SLAVE TO SENSATION

Fifteen minutes later, they gathered downstairs. He told Nate and Mercy to remain behind to guard the safe house.

Tamsyn frowned. “It’s only me left here now. Why don’t you let me come along and then you don’t have to leave two sentinels behind.”

“You’re our healer.” Lucas touched her cheek. He’d been harsh with her the night before. “We need you safe so you can patch us up if anything goes wrong.”

Her jaw set but she didn’t argue, hugging him tight instead. “Be safe.”





Hawke’s den was located deep in the Sierra Nevada, almost at subalpine level. Lucas drove up the nearly invisible track in his four-wheel drive, cursing as branches scraped along the sides.

“If it was only you and your pack, you could’ve run with them,” Sascha said, her eyes staring out at the gray early-morning light. Darkness had fled in the time it had taken them to drive this far.

“If it was only me and my pack, we’d never have had a chance to save the girl at all.”

Her organizer chimed unexpectedly into the small silence. She checked the message. “It’s Mother. I’ll ignore it. If she asks, I’ll tell her I forgot to take it with me.”

“Enrique?”

“I have a feeling he’s too busy with keeping track of the NetMind’s search for the killer.” She leaned forward and squinted. “I can’t see them.”

“Of course not. That’s their job.” Vaughn and Clay were racing beside them as they drove into Hawke’s territory, having left their vehicle a couple of miles back. They were fully capable of infiltrating the SnowDancer den and had done it before with Lucas by their side. Dorian had driven in ahead of them, dumped his vehicle, and taken to the trees. He’d already called in on a secure line to tell them he was situated above the den.

“Is that the house?” Sascha pointed to the barely visible walls of a large lodge, half-hidden by the trunks of the firs that lined the slope leading up to the clearing.

“No.” He grinned at the wolves’ cunning. “But it’s sure fooled a lot of would-be attackers.”

“It’s a front? It looks so real.”

“It is real. It’s just not their hideout.” Circling around the house, he stopped the car. “Stay inside until I’m beside you.”

For once, she didn’t argue. “This is your world, Lucas. I’m a novice.”

He cupped her cheek in a fleeting caress before exiting the car and walking around to her door. No wolf would take him in the back. In the same way, Dorian would never shoot at an unarmed wolf from his position in the canopy.
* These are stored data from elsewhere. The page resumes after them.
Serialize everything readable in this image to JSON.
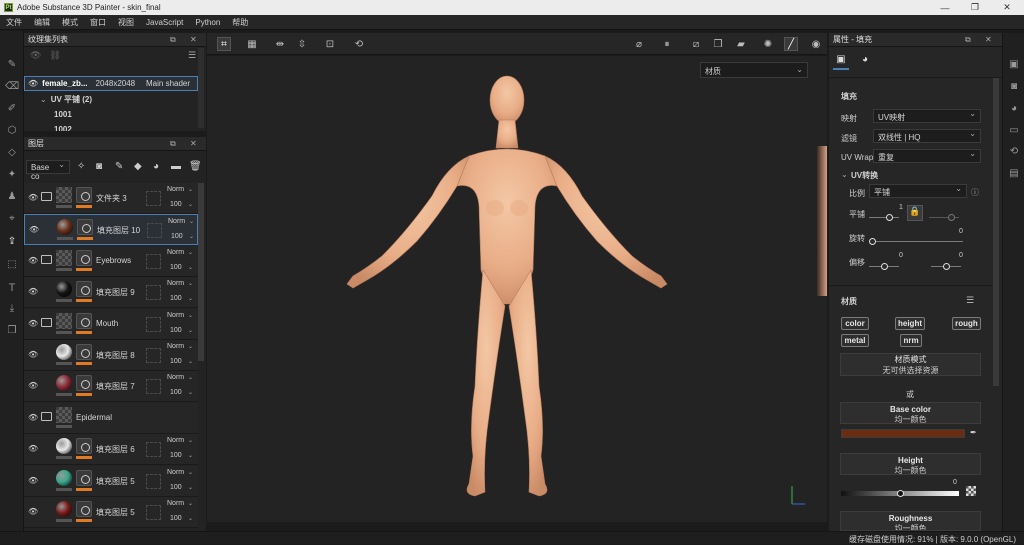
{
  "window": {
    "title": "Adobe Substance 3D Painter - skin_final",
    "logo_text": "Pt"
  },
  "menu": [
    "文件",
    "编辑",
    "模式",
    "窗口",
    "视图",
    "JavaScript",
    "Python",
    "帮助"
  ],
  "texture_set": {
    "title": "纹理集列表",
    "item_name": "female_zb...",
    "item_size": "2048x2048",
    "item_shader": "Main shader",
    "uv_label": "UV 平铺 (2)",
    "tiles": [
      "1001",
      "1002"
    ]
  },
  "layers": {
    "title": "图层",
    "channel": "Base co",
    "items": [
      {
        "name": "文件夹 3",
        "type": "folder",
        "blend": "Norm",
        "opacity": "100",
        "thumb": "#3a3a3a"
      },
      {
        "name": "填充图层 10",
        "type": "fill",
        "blend": "Norm",
        "opacity": "100",
        "thumb": "#6b3018",
        "selected": true
      },
      {
        "name": "Eyebrows",
        "type": "folder",
        "blend": "Norm",
        "opacity": "100",
        "thumb": "#3a3a3a"
      },
      {
        "name": "填充图层 9",
        "type": "fill",
        "blend": "Norm",
        "opacity": "100",
        "thumb": "#141414"
      },
      {
        "name": "Mouth",
        "type": "folder",
        "blend": "Norm",
        "opacity": "100",
        "thumb": "#3a3a3a"
      },
      {
        "name": "填充图层 8",
        "type": "fill",
        "blend": "Norm",
        "opacity": "100",
        "thumb": "#e8e8e8"
      },
      {
        "name": "填充图层 7",
        "type": "fill",
        "blend": "Norm",
        "opacity": "100",
        "thumb": "#8c2a36"
      },
      {
        "name": "Epidermal",
        "type": "folder",
        "blend": "",
        "opacity": "",
        "thumb": "#3a3a3a"
      },
      {
        "name": "填充图层 6",
        "type": "fill",
        "blend": "Norm",
        "opacity": "100",
        "thumb": "#e8e8e8"
      },
      {
        "name": "填充图层 5",
        "type": "fill",
        "blend": "Norm",
        "opacity": "100",
        "thumb": "#3aa88c"
      },
      {
        "name": "填充图层 5",
        "type": "fill",
        "blend": "Norm",
        "opacity": "100",
        "thumb": "#7a1a1a"
      }
    ]
  },
  "viewport": {
    "material_dropdown": "材质"
  },
  "properties": {
    "title": "属性 - 填充",
    "section_fill": "填充",
    "mapping_label": "映射",
    "mapping_value": "UV映射",
    "filter_label": "滤镜",
    "filter_value": "双线性 | HQ",
    "wrap_label": "UV Wrap",
    "wrap_value": "重复",
    "uv_transform": "UV转换",
    "scale_label": "比例",
    "scale_value": "平铺",
    "tile_label": "平铺",
    "tile_value": "1",
    "rotate_label": "旋转",
    "rotate_value": "0",
    "offset_label": "偏移",
    "offset_x": "0",
    "offset_y": "0",
    "material_section": "材质",
    "chips": [
      "color",
      "height",
      "rough",
      "metal",
      "nrm"
    ],
    "material_mode": "材质模式",
    "no_resource": "无可供选择资源",
    "or": "或",
    "base_color_label": "Base color",
    "base_color_sub": "均一颜色",
    "base_color_hex": "#6b2c14",
    "height_label": "Height",
    "height_sub": "均一颜色",
    "height_value": "0",
    "roughness_label": "Roughness",
    "roughness_sub": "均一颜色"
  },
  "status": {
    "text": "缓存磁盘使用情况:  91% | 版本: 9.0.0 (OpenGL)"
  },
  "colors": {
    "accent": "#e07b24",
    "selection": "#4a7fb5"
  }
}
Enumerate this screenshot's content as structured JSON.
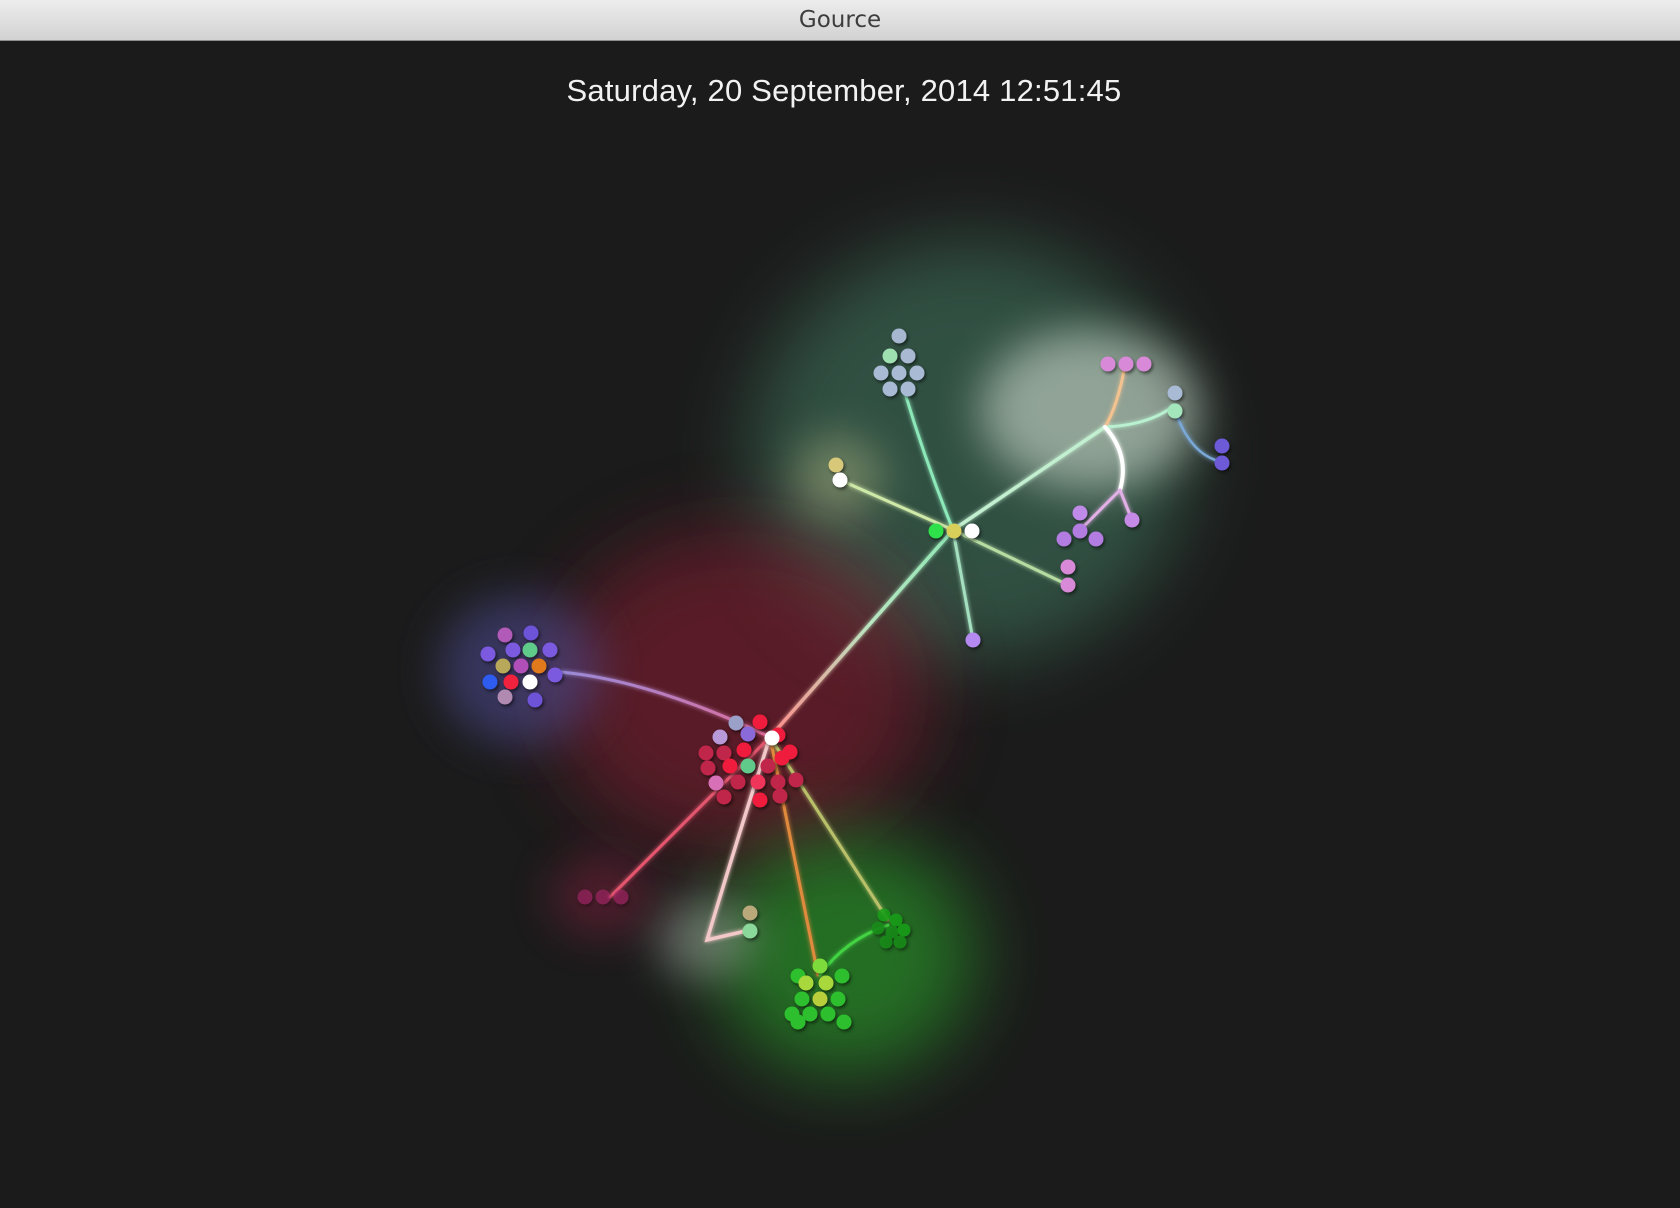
{
  "window": {
    "title": "Gource"
  },
  "visualization": {
    "date": "Saturday, 20 September, 2014 12:51:45",
    "colors": {
      "background": "#1b1b1b",
      "glow_green": "#5fb98a",
      "glow_red": "#a8263a",
      "glow_blue": "#6a67c8",
      "glow_bright_green": "#3de03d",
      "glow_white": "#e8ece0"
    }
  }
}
They were animals but both packs had a kind of honor most of the Psy would never understand. If it came to a fight, it would be face-to-face, hands against hands, claws against claws, not a sniper’s bullet.

Still, he wasn’t going to take chances with his mate’s life. He scented the air to ensure Vaughn and Clay were with him. As he’d expected, their scents had been joined by those of several wolves. None were venturing too close. Good. He pulled open Sascha’s door and she stepped out.

He shut the door. “Stay behind me.” Already, he was placing his body in front of hers.

“I can feel five emotional signatures I don’t know,” she whispered, real soft.

His brows raised. “I didn’t know you could do that.”

“I’ve been practicing.” She sounded almost proud of herself, as though she was getting past the fear that she was “flawed.” “Vaughn and Clay are circling us, one in front, one behind.”

“Let’s go.” He started to walk into the forest, which appeared to go on endlessly, the dark green firs so close together they blotted out the sun. They walked for five minutes before he found the rutted path half-hidden by carefully strewn forest debris.

“Usually,” he told Sascha, “if you got this far, there’d be a welcoming committee awaiting you. Nobody’s ever found a single bone of the missing.” The predator in him appreciated the efficiency.

“Do you think they eat them?”

He grinned at her gory attempt at a joke. “Nah. Even wolves have higher standards than to feed on human carrion.”

Her hand rose to his shoulder. Something taut in him relaxed. His mate was starting to trust him on a level so deep she was completely unaware of it.

Thirty minutes later, they finally reached the end of the winding path, only to find themselves up against the craggy stone face of a mountain that seemed to reach for the sky. It looked like the path simply stopped, an illusion that had protected the SnowDancers for years.

“Open up, Hawke.” He allowed his voice to carry. Leopards and wolves were their solitary audience.